From the beginning, if you interchanged the words Qur'an and Bible, it would seem to make a lot of the same arguments with which many Americans are familiar. But as the film plays on, the familiarity washes away. People are imprisoned. Their backs bearing the marks of 100 bloody lashes. They leave their home and wait as refugees seeking asylum from a country they love, families they miss, and a religion that is still an important and meaningful part of their lives.
Muslim filmmaker Parvez Sharma isn't out to poke holes in Islam, or quote scripture back and forth with scholars (in fact, every scholar in the movie without fail just says homosexuality is wrong). But he is clearly interested in showing the depth of purpose that many gay Muslims feel, and the disconnect that causes with their culture.
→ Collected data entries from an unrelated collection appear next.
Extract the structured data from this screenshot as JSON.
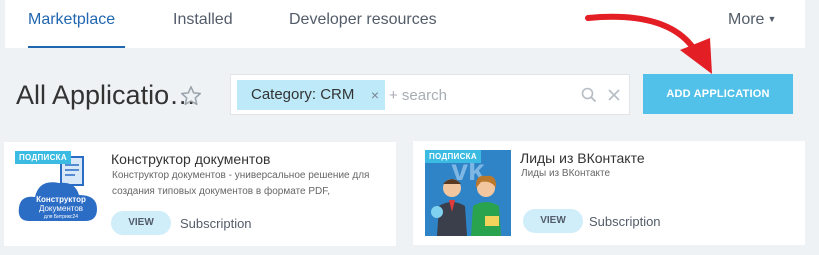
{
  "tabs": [
    {
      "label": "Marketplace",
      "active": true
    },
    {
      "label": "Installed",
      "active": false
    },
    {
      "label": "Developer resources",
      "active": false
    }
  ],
  "more": {
    "label": "More",
    "icon": "caret-down-icon"
  },
  "page_title": "All Applicatio…",
  "favorite_icon": "star-outline-icon",
  "filter": {
    "chip_label": "Category: CRM",
    "chip_close": "×",
    "search_placeholder": "+ search",
    "search_icon": "search-icon",
    "clear_icon": "close-icon"
  },
  "add_button": {
    "label": "ADD APPLICATION",
    "color": "#52c1e9"
  },
  "annotation": {
    "icon": "red-arrow-icon",
    "color": "#e31e24"
  },
  "apps": [
    {
      "badge": "ПОДПИСКА",
      "title": "Конструктор документов",
      "description": "Конструктор документов - универсальное решение для создания типовых документов в формате PDF,",
      "thumbnail_text": [
        "Конструктор",
        "Документов",
        "для Битрикс24"
      ],
      "view_label": "VIEW",
      "pricing": "Subscription"
    },
    {
      "badge": "ПОДПИСКА",
      "title": "Лиды из ВКонтакте",
      "description": "Лиды из ВКонтакте",
      "view_label": "VIEW",
      "pricing": "Subscription"
    }
  ],
  "colors": {
    "accent": "#2067b0",
    "badge": "#3bbbe1",
    "chip": "#bde9f8",
    "background": "#eef2f4"
  }
}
Sharma is also showing many sides of Islam, but none resembling the Al Qaeda caricature we usually see.
For most people, their sexuality and the spirituality are the same, just an innate feeling of what rings true to them and gives them meaning and purpose. To try to define either make them less defined or, to quote the Tao Te Ching: The tao that can be named is not the eternal tao.
The documentary follows Muslims in 12 countries and 9 languages to tell this universal story. None of the subjects renounce their faith, but only want to embrace their sexuality in the practice of their faith.
There is a distance seeing this in America, where we let our religious leaders talk openly of faith as they become less relevant. There is more devotion to Islam than I'm used to seeing for any religion in America. Many of the participants in the documentary have their faces blurred so it doesn't cause harm to their families back home. Yet they keep pushing away from everything they were taught to love so they can find love in their own hearts. It's definitely a powerful story, even for someone like me who tends to find religion sort of a silly fiction.
But if you're interested in learning more about Islam, and the hardships people still go through just to be able to identify safely, happily, and proudly as gay Muslims, this is definitely a film that is not to be missed.